The lift can be accomplished by any Polaroid film that ends with a "9", generally speaking.   Your camera may or may not take 669 film, which is the easiest to learn on due to its size.    

Same can be said for image transfers; the difference being with the emulsion lift you wait till the film has completely developed and had a chance to harden a bit (ideally).   

Have fun!!!


----------



## Karalee (Jul 14, 2004)

Ive never come into the alternative technique thread and now Im sorry I didnt. this looks like *sooo much fun * and being as I cant really afford to go to digital at the moment, this just seems like a great alternative. Thanks Terri!


----------



## terri (Jul 14, 2004)

It's a highly addictive creative outlet that can lead you to spending money you don't really have.

There.   You've been warned.     

Be sure to post your stuff!


----------



## captain-spanky (Sep 6, 2004)

could you recommend a relatively cheap camera that will take the ..9 film? I have no idea what to look for...


----------



## terri (Sep 6, 2004)

captain-spanky said:
			
		

> could you recommend a relatively cheap camera that will take the ..9 film? I have no idea what to look for...

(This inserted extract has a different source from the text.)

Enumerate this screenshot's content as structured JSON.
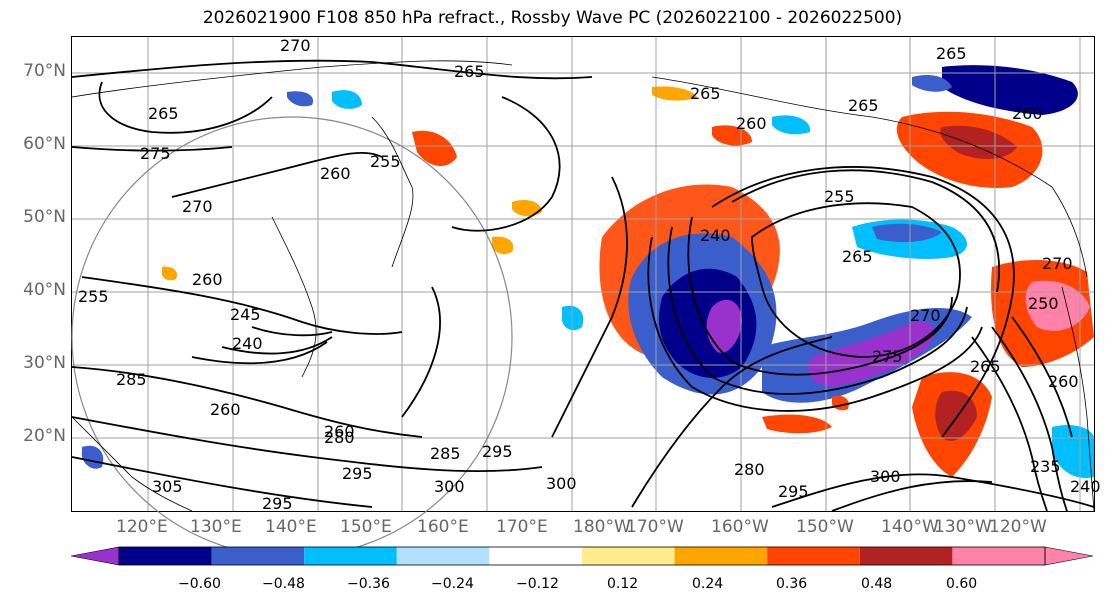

You know, off the top of my head I am unable to name a working camera that I am familiar with takes 669 film.   It's pack film, so I am assuming any camera that accepts that format size will accept it.   (3.25 x 4.25).   Orie posted this great link to the Polaroid site: http://www.polaroid.com/global/movi...2574488338441&bmUID=1094321512224&PRDREG=null

Click on the "peel apart" cameras section and there is in fact a list of cameras that take it - but I"ve never used any of them. 

Instead of worrying about a camera - why not invest the same money in a Vivitar slide printer?   You can use 669 film in the slide printer and expose any of your slide images onto the film, and do the transfer technique that way.   Vivitars work fundamentally the same way a Daylab does, but at a fraction of the cost, and are widely available.      Go ebaying, my friend!


----------



## Karalee (Sep 6, 2004)

Ill second what Terri has said. I have an old polaroid 210 Land camera, and Im still getting used to the fact that what you see through the viewfinder isnt what you see through the lens, and then adjusting 2 inches here and there to make it come out how I want.

If you shoot slide film and then use a slide printer, or daylab, youve got more control over the actual picture that goes on your negative, cos you dont have to take it with a 20 some year old camera 

Hope this helps there Cappy


----------



## oriecat (Sep 6, 2004)

I am ready to try this all out!  Yesterday I picked up the Vivitar Slide printer for $25 from a very nice local lady.  It still had film in it!  She said she hadn't used it in like 12 years, so it's pretty old and I tried it and it came out pretty blah.   She also still had a pack of unopened film that she also gave me, and I tried that too.  Better than the other, but still not great.  But I am excited to get some current film and try this out some more! 

And then yesterday I also bought an sx-70 on ebay!  I am totally entering this alternative polaroid world! 

I am off to order some film....


----------



## oriecat (Sep 6, 2004)

Can any of the black and white films be used for image transfer or emulsion lifts?  I read something that made it sound like they can't, but maybe it was just one and not the other and I just got confused...


----------



## terri (Sep 6, 2004)

oriecat said:
			
		

> Can any of the black and white films be used for image transfer or emulsion lifts?  I read something that made it sound like they can't, but maybe it was just one and not the other and I just got confused...



Darling: you're a slide printer owner now.   Think: Scala B&W slide film.      So you can still use the color Polaroid ER films, but just need to filter for cool or warm tones.   You'll get that B&W!   I'll see if I can find one and post it....I should have something laying around.   

Hurray!!!   Orie's on the P-team now!!    :cheer:


----------